Published January 11, 2021
Years ago, many thought an ulcer was caused by stress and anxiety. We now understand that’s not all true, and there are other reasons a person suffers from a stomach ulcer. Keep reading to learn the real explanation and some signs you may be suffering from a stomach ulcer.
Peptic Ulcers Can be Gastric Or Duodenal
An ulcer develops either in the stomach, known as a gastric ulcer, or in the upper part of the small intestine, called duodenal ulcers.
An ulcer is a painful sore which develops in the lining of the stomach or small intestine. Normally a mucus protects your stomach lining but acid can eat away at it. An ulcer forms when the mucus is decreased and acid increases, but why does that happen?
Why We Get Ulcers
There are two causes of ulcers.
50% of people worldwide have a bacteria known as H pylori which sticks to the mucus layer in our digestive tract. This results in an inflammation which deteriorates the mucus. Once the mucus is reduced, the digestive acids destroy the stomach tissue. Although half the world’s population have this bacteria, only 10-15% develop an ulcer.

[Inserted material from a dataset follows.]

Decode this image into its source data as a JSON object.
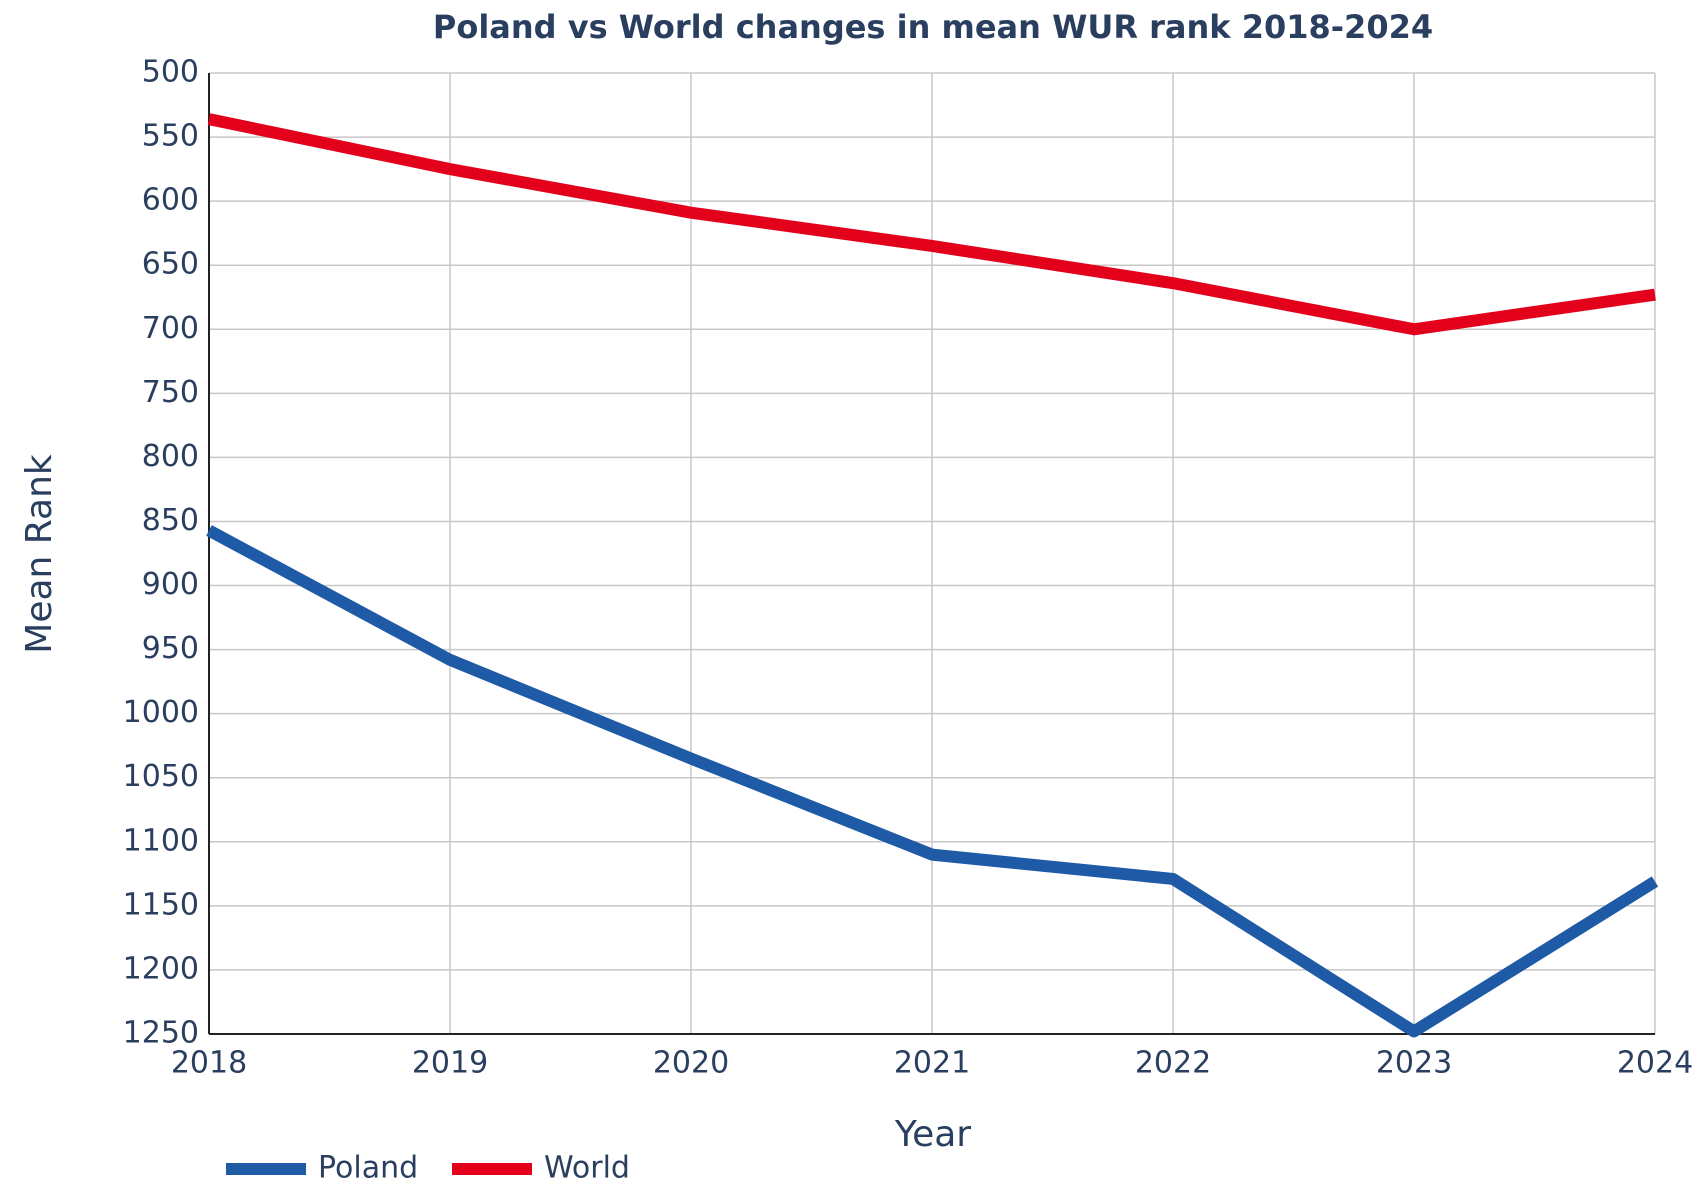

The second cause of ulcers is the use of many over the counter (OTC) pain relievers known as NSAIDS or non-steroidal anti-inflammatory drugs. You may rely on them for minor pains. They include the following:
- Aspirin including even the coated type
- Naproxen or Aleve
- Ibuprofen or Motrin, Advil, and Midol
- Prescription NSAIDS
A safer pain medication is acetaminophen or Tylenol.

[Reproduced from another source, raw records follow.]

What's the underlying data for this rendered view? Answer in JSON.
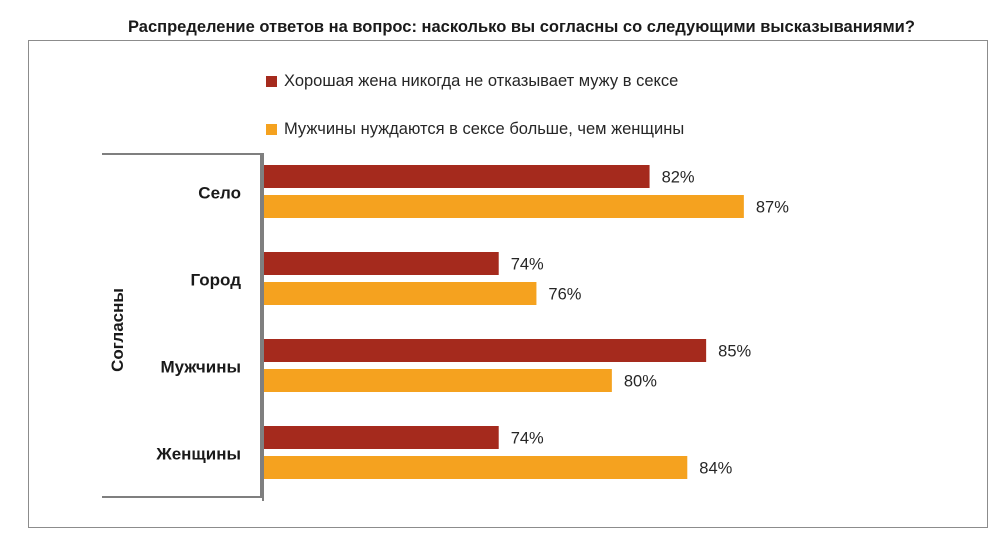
{
  "chart_data": {
    "type": "bar",
    "orientation": "horizontal",
    "title": "Распределение ответов на вопрос: насколько вы согласны со следующими высказываниями?",
    "group_label": "Согласны",
    "categories": [
      "Село",
      "Город",
      "Мужчины",
      "Женщины"
    ],
    "series": [
      {
        "name": "Хорошая жена никогда не отказывает мужу в сексе",
        "values": [
          82,
          74,
          85,
          74
        ],
        "labels": [
          "82%",
          "74%",
          "85%",
          "74%"
        ],
        "color": "#a52a1d"
      },
      {
        "name": "Мужчины нуждаются в сексе больше, чем женщины",
        "values": [
          87,
          76,
          80,
          84
        ],
        "labels": [
          "87%",
          "76%",
          "80%",
          "84%"
        ],
        "color": "#f5a21f"
      }
    ],
    "xlim": [
      61.5,
      100
    ],
    "legend_position": "top",
    "grid": false
  }
}
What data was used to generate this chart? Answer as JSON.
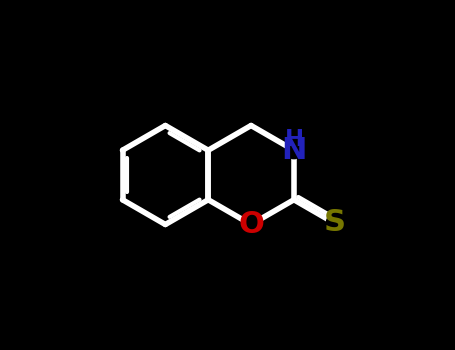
{
  "background_color": "#000000",
  "bond_color": "#ffffff",
  "N_color": "#2222bb",
  "O_color": "#cc0000",
  "S_color": "#777700",
  "bond_width": 4.0,
  "figsize": [
    4.55,
    3.5
  ],
  "dpi": 100,
  "xlim": [
    -2.8,
    2.8
  ],
  "ylim": [
    -2.5,
    2.5
  ],
  "font_size": 22
}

You are especially at risk if you are female, over the age of 70, or take corticosteroids while also taking NSAIDS and have used these OTC meds continuously, and for a long time. You are also susceptible if you have a history of ulcers.

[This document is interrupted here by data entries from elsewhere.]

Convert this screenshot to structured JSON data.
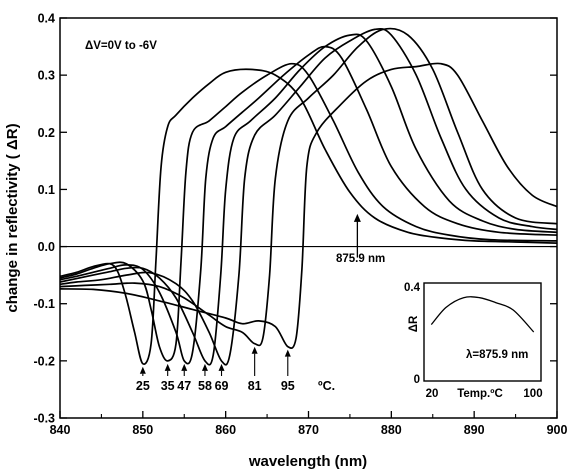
{
  "chart_data": {
    "type": "line",
    "xlabel": "wavelength (nm)",
    "ylabel": "change in reflectivity ( ΔR)",
    "xlim": [
      840,
      900
    ],
    "ylim": [
      -0.3,
      0.4
    ],
    "x_ticks": [
      "840",
      "850",
      "860",
      "870",
      "880",
      "890",
      "900"
    ],
    "y_ticks": [
      "-0.3",
      "-0.2",
      "-0.1",
      "0.0",
      "0.1",
      "0.2",
      "0.3",
      "0.4"
    ],
    "reference_wavelength": 875.9,
    "annotations": {
      "voltage": "ΔV=0V to -6V",
      "wavelength_marker": "875.9 nm",
      "temperature_unit": "ºC."
    },
    "series": [
      {
        "temp_label": "25",
        "values": [
          [
            840,
            -0.052
          ],
          [
            842,
            -0.045
          ],
          [
            844,
            -0.035
          ],
          [
            846,
            -0.03
          ],
          [
            847,
            -0.045
          ],
          [
            848,
            -0.09
          ],
          [
            849,
            -0.15
          ],
          [
            850,
            -0.205
          ],
          [
            851,
            -0.17
          ],
          [
            851.6,
            -0.02
          ],
          [
            852.2,
            0.14
          ],
          [
            853,
            0.21
          ],
          [
            854,
            0.23
          ],
          [
            856,
            0.26
          ],
          [
            858,
            0.285
          ],
          [
            860,
            0.305
          ],
          [
            863,
            0.31
          ],
          [
            866,
            0.3
          ],
          [
            869,
            0.26
          ],
          [
            872,
            0.17
          ],
          [
            875,
            0.095
          ],
          [
            878,
            0.05
          ],
          [
            882,
            0.025
          ],
          [
            886,
            0.015
          ],
          [
            890,
            0.01
          ],
          [
            895,
            0.008
          ],
          [
            900,
            0.006
          ]
        ]
      },
      {
        "temp_label": "35",
        "values": [
          [
            840,
            -0.055
          ],
          [
            842,
            -0.048
          ],
          [
            844,
            -0.038
          ],
          [
            846,
            -0.03
          ],
          [
            848,
            -0.03
          ],
          [
            850,
            -0.06
          ],
          [
            851,
            -0.11
          ],
          [
            852,
            -0.175
          ],
          [
            853,
            -0.2
          ],
          [
            854,
            -0.17
          ],
          [
            854.6,
            -0.03
          ],
          [
            855.2,
            0.13
          ],
          [
            856,
            0.2
          ],
          [
            858,
            0.22
          ],
          [
            860,
            0.245
          ],
          [
            862,
            0.27
          ],
          [
            865,
            0.3
          ],
          [
            868,
            0.32
          ],
          [
            870,
            0.3
          ],
          [
            873,
            0.22
          ],
          [
            876,
            0.13
          ],
          [
            879,
            0.07
          ],
          [
            883,
            0.035
          ],
          [
            887,
            0.02
          ],
          [
            892,
            0.012
          ],
          [
            900,
            0.01
          ]
        ]
      },
      {
        "temp_label": "47",
        "values": [
          [
            840,
            -0.058
          ],
          [
            842,
            -0.052
          ],
          [
            844,
            -0.045
          ],
          [
            846,
            -0.038
          ],
          [
            848,
            -0.032
          ],
          [
            850,
            -0.04
          ],
          [
            852,
            -0.08
          ],
          [
            854,
            -0.15
          ],
          [
            855,
            -0.2
          ],
          [
            856,
            -0.185
          ],
          [
            857,
            -0.04
          ],
          [
            857.6,
            0.12
          ],
          [
            858.5,
            0.19
          ],
          [
            860,
            0.21
          ],
          [
            862,
            0.235
          ],
          [
            864,
            0.26
          ],
          [
            867,
            0.3
          ],
          [
            870,
            0.335
          ],
          [
            872,
            0.35
          ],
          [
            874,
            0.33
          ],
          [
            877,
            0.24
          ],
          [
            880,
            0.14
          ],
          [
            884,
            0.07
          ],
          [
            888,
            0.04
          ],
          [
            893,
            0.025
          ],
          [
            900,
            0.02
          ]
        ]
      },
      {
        "temp_label": "58",
        "values": [
          [
            840,
            -0.062
          ],
          [
            842,
            -0.056
          ],
          [
            844,
            -0.05
          ],
          [
            846,
            -0.044
          ],
          [
            848,
            -0.038
          ],
          [
            850,
            -0.038
          ],
          [
            852,
            -0.055
          ],
          [
            854,
            -0.09
          ],
          [
            856,
            -0.15
          ],
          [
            857.5,
            -0.2
          ],
          [
            858.5,
            -0.19
          ],
          [
            859.4,
            -0.05
          ],
          [
            860,
            0.1
          ],
          [
            861,
            0.19
          ],
          [
            863,
            0.22
          ],
          [
            866,
            0.26
          ],
          [
            869,
            0.31
          ],
          [
            872,
            0.35
          ],
          [
            875,
            0.37
          ],
          [
            877,
            0.36
          ],
          [
            880,
            0.28
          ],
          [
            883,
            0.17
          ],
          [
            887,
            0.08
          ],
          [
            891,
            0.045
          ],
          [
            895,
            0.03
          ],
          [
            900,
            0.025
          ]
        ]
      },
      {
        "temp_label": "69",
        "values": [
          [
            840,
            -0.066
          ],
          [
            842,
            -0.062
          ],
          [
            845,
            -0.058
          ],
          [
            848,
            -0.05
          ],
          [
            851,
            -0.046
          ],
          [
            854,
            -0.065
          ],
          [
            856,
            -0.095
          ],
          [
            858,
            -0.15
          ],
          [
            859.5,
            -0.2
          ],
          [
            860.5,
            -0.19
          ],
          [
            861.6,
            -0.05
          ],
          [
            862.3,
            0.12
          ],
          [
            863.5,
            0.195
          ],
          [
            866,
            0.23
          ],
          [
            869,
            0.28
          ],
          [
            872,
            0.33
          ],
          [
            875,
            0.36
          ],
          [
            878,
            0.38
          ],
          [
            880,
            0.37
          ],
          [
            883,
            0.3
          ],
          [
            886,
            0.19
          ],
          [
            889,
            0.1
          ],
          [
            893,
            0.05
          ],
          [
            897,
            0.035
          ],
          [
            900,
            0.03
          ]
        ]
      },
      {
        "temp_label": "81",
        "values": [
          [
            840,
            -0.07
          ],
          [
            843,
            -0.068
          ],
          [
            846,
            -0.066
          ],
          [
            849,
            -0.064
          ],
          [
            852,
            -0.07
          ],
          [
            855,
            -0.09
          ],
          [
            858,
            -0.12
          ],
          [
            860,
            -0.14
          ],
          [
            862,
            -0.15
          ],
          [
            863.5,
            -0.17
          ],
          [
            864.5,
            -0.16
          ],
          [
            865.3,
            -0.05
          ],
          [
            866,
            0.12
          ],
          [
            867.5,
            0.22
          ],
          [
            870,
            0.26
          ],
          [
            873,
            0.3
          ],
          [
            876,
            0.35
          ],
          [
            879,
            0.38
          ],
          [
            882,
            0.37
          ],
          [
            885,
            0.31
          ],
          [
            888,
            0.2
          ],
          [
            891,
            0.1
          ],
          [
            895,
            0.05
          ],
          [
            900,
            0.04
          ]
        ]
      },
      {
        "temp_label": "95",
        "values": [
          [
            840,
            -0.074
          ],
          [
            844,
            -0.075
          ],
          [
            848,
            -0.082
          ],
          [
            852,
            -0.095
          ],
          [
            856,
            -0.11
          ],
          [
            860,
            -0.125
          ],
          [
            862,
            -0.135
          ],
          [
            864,
            -0.13
          ],
          [
            866,
            -0.14
          ],
          [
            867.5,
            -0.175
          ],
          [
            868.5,
            -0.16
          ],
          [
            869.2,
            -0.04
          ],
          [
            869.8,
            0.14
          ],
          [
            871,
            0.2
          ],
          [
            874,
            0.25
          ],
          [
            877,
            0.29
          ],
          [
            880,
            0.31
          ],
          [
            883,
            0.315
          ],
          [
            886,
            0.32
          ],
          [
            888,
            0.3
          ],
          [
            891,
            0.22
          ],
          [
            894,
            0.14
          ],
          [
            897,
            0.09
          ],
          [
            900,
            0.07
          ]
        ]
      }
    ],
    "inset": {
      "type": "line",
      "xlabel": "Temp.ºC",
      "ylabel": "ΔR",
      "label": "λ=875.9 nm",
      "x_ticks": [
        "20",
        "100"
      ],
      "y_ticks": [
        "0",
        "0.4"
      ],
      "xlim": [
        20,
        100
      ],
      "ylim": [
        0,
        0.4
      ],
      "points": [
        [
          25,
          0.23
        ],
        [
          35,
          0.3
        ],
        [
          47,
          0.34
        ],
        [
          58,
          0.34
        ],
        [
          69,
          0.32
        ],
        [
          81,
          0.29
        ],
        [
          95,
          0.2
        ]
      ]
    }
  }
}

Other risk factors include a family history of ulcers, drinking alcohol to excess, smoking, and suffering from liver, kidney, or lung disease.
Symptoms Which Indicate You May Have An Ulcer
Common signs of an ulcer are a gnawing or burning in the middle or upper stomach. This usually occurs between meals. You may feel bloated, have heartburn, find that your pain goes away after eating or if you take an antacid, along with pain at night.
In addition, you may burp or have acid reflux, lose weight, and suffer from anemia with the effects of fatigue and shortness of breath.
Some of these signs may seem like they could be from other issues, but don’t ignore them. Even mild symptoms can become worse if they are not treated.